In a closed system, merchants are often limited to a single gateway or provider, which increases the risk of failed transactions when issues arise. Open payments, by contrast, allow for a more resilient system where recovery processes can be implemented across multiple gateways and providers. The ability to choose from various options for primary and secondary gateways provides the flexibility needed to improve transaction success rates.
Data shows that the recovery process offers global benefits, with support for the top 10 globally compatible gateways currently used by 80% of merchants. Businesses can select a primary gateway from these leading providers, while the secondary gateway can be chosen from a broader catalog of over 120 supported options. This global reach and connectivity allow businesses to tailor their payment recovery strategies based on their unique needs.

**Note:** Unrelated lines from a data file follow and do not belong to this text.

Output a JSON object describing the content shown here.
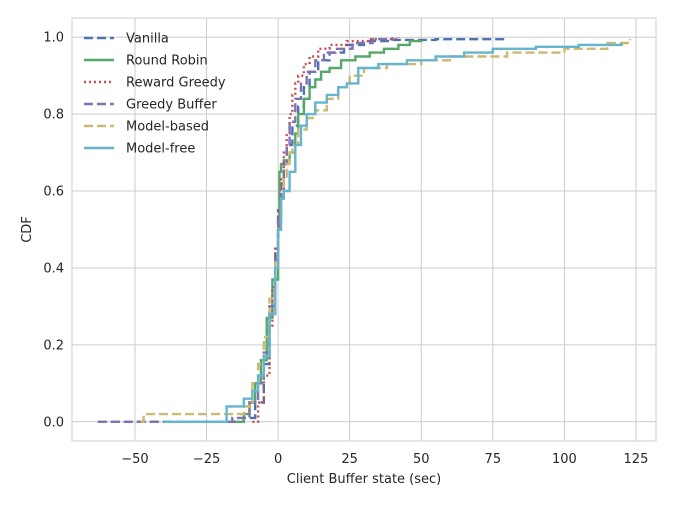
{
  "chart_data": {
    "type": "line",
    "title": "",
    "xlabel": "Client Buffer state (sec)",
    "ylabel": "CDF",
    "xlim": [
      -72,
      132
    ],
    "ylim": [
      -0.05,
      1.05
    ],
    "xticks": [
      -50,
      -25,
      0,
      25,
      50,
      75,
      100,
      125
    ],
    "xtick_labels": [
      "−50",
      "−25",
      "0",
      "25",
      "50",
      "75",
      "100",
      "125"
    ],
    "yticks": [
      0.0,
      0.2,
      0.4,
      0.6,
      0.8,
      1.0
    ],
    "ytick_labels": [
      "0.0",
      "0.2",
      "0.4",
      "0.6",
      "0.8",
      "1.0"
    ],
    "grid": true,
    "legend_position": "top-left",
    "series": [
      {
        "name": "Vanilla",
        "color": "#4C72B0",
        "dash": "dashed",
        "points": [
          [
            -63,
            0.0
          ],
          [
            -20,
            0.0
          ],
          [
            -12,
            0.01
          ],
          [
            -8,
            0.05
          ],
          [
            -5,
            0.15
          ],
          [
            -3,
            0.3
          ],
          [
            -1,
            0.45
          ],
          [
            0,
            0.55
          ],
          [
            1,
            0.62
          ],
          [
            2,
            0.67
          ],
          [
            3,
            0.72
          ],
          [
            5,
            0.77
          ],
          [
            7,
            0.82
          ],
          [
            9,
            0.87
          ],
          [
            11,
            0.91
          ],
          [
            14,
            0.94
          ],
          [
            18,
            0.96
          ],
          [
            23,
            0.98
          ],
          [
            30,
            0.99
          ],
          [
            40,
            0.993
          ],
          [
            55,
            0.995
          ],
          [
            79,
            0.996
          ]
        ]
      },
      {
        "name": "Round Robin",
        "color": "#55A868",
        "dash": "solid",
        "points": [
          [
            -15,
            0.0
          ],
          [
            -12,
            0.02
          ],
          [
            -10,
            0.05
          ],
          [
            -8,
            0.1
          ],
          [
            -6,
            0.16
          ],
          [
            -4,
            0.27
          ],
          [
            -2,
            0.37
          ],
          [
            0,
            0.5
          ],
          [
            0.5,
            0.65
          ],
          [
            1,
            0.67
          ],
          [
            2,
            0.68
          ],
          [
            4,
            0.7
          ],
          [
            6,
            0.75
          ],
          [
            7,
            0.8
          ],
          [
            9,
            0.84
          ],
          [
            11,
            0.87
          ],
          [
            13,
            0.89
          ],
          [
            15,
            0.91
          ],
          [
            18,
            0.92
          ],
          [
            22,
            0.94
          ],
          [
            27,
            0.95
          ],
          [
            32,
            0.96
          ],
          [
            37,
            0.97
          ],
          [
            42,
            0.98
          ],
          [
            46,
            0.99
          ],
          [
            50,
            0.993
          ]
        ]
      },
      {
        "name": "Reward Greedy",
        "color": "#C44E52",
        "dash": "dotted",
        "points": [
          [
            -9,
            0.0
          ],
          [
            -7,
            0.05
          ],
          [
            -5,
            0.12
          ],
          [
            -3,
            0.25
          ],
          [
            -2,
            0.35
          ],
          [
            -1,
            0.45
          ],
          [
            0,
            0.55
          ],
          [
            1,
            0.63
          ],
          [
            2,
            0.7
          ],
          [
            3,
            0.75
          ],
          [
            4,
            0.8
          ],
          [
            5,
            0.85
          ],
          [
            6,
            0.88
          ],
          [
            7,
            0.9
          ],
          [
            9,
            0.93
          ],
          [
            11,
            0.95
          ],
          [
            14,
            0.97
          ],
          [
            18,
            0.98
          ],
          [
            24,
            0.99
          ],
          [
            32,
            0.995
          ],
          [
            42,
            1.0
          ]
        ]
      },
      {
        "name": "Greedy Buffer",
        "color": "#8172B2",
        "dash": "dashed",
        "points": [
          [
            -63,
            0.0
          ],
          [
            -30,
            0.0
          ],
          [
            -16,
            0.01
          ],
          [
            -10,
            0.05
          ],
          [
            -7,
            0.1
          ],
          [
            -5,
            0.18
          ],
          [
            -3,
            0.3
          ],
          [
            -1,
            0.42
          ],
          [
            0,
            0.52
          ],
          [
            1,
            0.6
          ],
          [
            2,
            0.67
          ],
          [
            3,
            0.72
          ],
          [
            4,
            0.78
          ],
          [
            6,
            0.84
          ],
          [
            8,
            0.88
          ],
          [
            10,
            0.91
          ],
          [
            13,
            0.94
          ],
          [
            16,
            0.96
          ],
          [
            20,
            0.97
          ],
          [
            26,
            0.985
          ],
          [
            33,
            0.995
          ],
          [
            40,
            1.0
          ]
        ]
      },
      {
        "name": "Model-based",
        "color": "#CCB974",
        "dash": "dashed",
        "points": [
          [
            -48,
            0.0
          ],
          [
            -47,
            0.02
          ],
          [
            -30,
            0.02
          ],
          [
            -15,
            0.02
          ],
          [
            -12,
            0.04
          ],
          [
            -9,
            0.1
          ],
          [
            -7,
            0.15
          ],
          [
            -5,
            0.22
          ],
          [
            -3,
            0.32
          ],
          [
            -1,
            0.42
          ],
          [
            0,
            0.5
          ],
          [
            1,
            0.58
          ],
          [
            2,
            0.63
          ],
          [
            3,
            0.67
          ],
          [
            4,
            0.7
          ],
          [
            5,
            0.72
          ],
          [
            7,
            0.76
          ],
          [
            10,
            0.79
          ],
          [
            13,
            0.81
          ],
          [
            17,
            0.84
          ],
          [
            21,
            0.87
          ],
          [
            25,
            0.9
          ],
          [
            30,
            0.92
          ],
          [
            38,
            0.93
          ],
          [
            50,
            0.94
          ],
          [
            60,
            0.95
          ],
          [
            80,
            0.96
          ],
          [
            100,
            0.97
          ],
          [
            115,
            0.985
          ],
          [
            123,
            0.995
          ]
        ]
      },
      {
        "name": "Model-free",
        "color": "#64B5CD",
        "dash": "solid",
        "points": [
          [
            -40,
            0.0
          ],
          [
            -25,
            0.0
          ],
          [
            -18,
            0.04
          ],
          [
            -12,
            0.06
          ],
          [
            -9,
            0.08
          ],
          [
            -7,
            0.12
          ],
          [
            -5,
            0.17
          ],
          [
            -3,
            0.28
          ],
          [
            -1,
            0.4
          ],
          [
            0,
            0.5
          ],
          [
            1,
            0.58
          ],
          [
            2,
            0.6
          ],
          [
            4,
            0.65
          ],
          [
            6,
            0.72
          ],
          [
            8,
            0.77
          ],
          [
            10,
            0.8
          ],
          [
            13,
            0.83
          ],
          [
            17,
            0.85
          ],
          [
            21,
            0.87
          ],
          [
            24,
            0.88
          ],
          [
            28,
            0.92
          ],
          [
            35,
            0.93
          ],
          [
            45,
            0.94
          ],
          [
            55,
            0.95
          ],
          [
            65,
            0.96
          ],
          [
            75,
            0.97
          ],
          [
            90,
            0.975
          ],
          [
            105,
            0.98
          ],
          [
            120,
            0.985
          ]
        ]
      }
    ]
  }
}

Recover: A Vital Strategy for Payment Optimization
In an increasingly interconnected and competitive marketplace, recover has emerged as a vital strategy for payment optimization. As more businesses leverage multiple gateways and seek to improve their payment processes, implementing robust recover strategies has become a cornerstone of operational success.
Recover strategies offer numerous benefits, including higher success rates for both high-value and lower-value transactions, increased revenue recovery, and enhanced customer experience. The flexibility to customize recovery rules, retry soft declines, and route transactions dynamically based on performance ensures that businesses can maintain reliable payment flows in any situation.
Whether navigating hard or soft outages, recover processes provide peace of mind and greater control over payment performance. By integrating these strategies into a broader payment orchestration approach, businesses can unlock new levels of efficiency, flexibility, and reliability in their payment systems.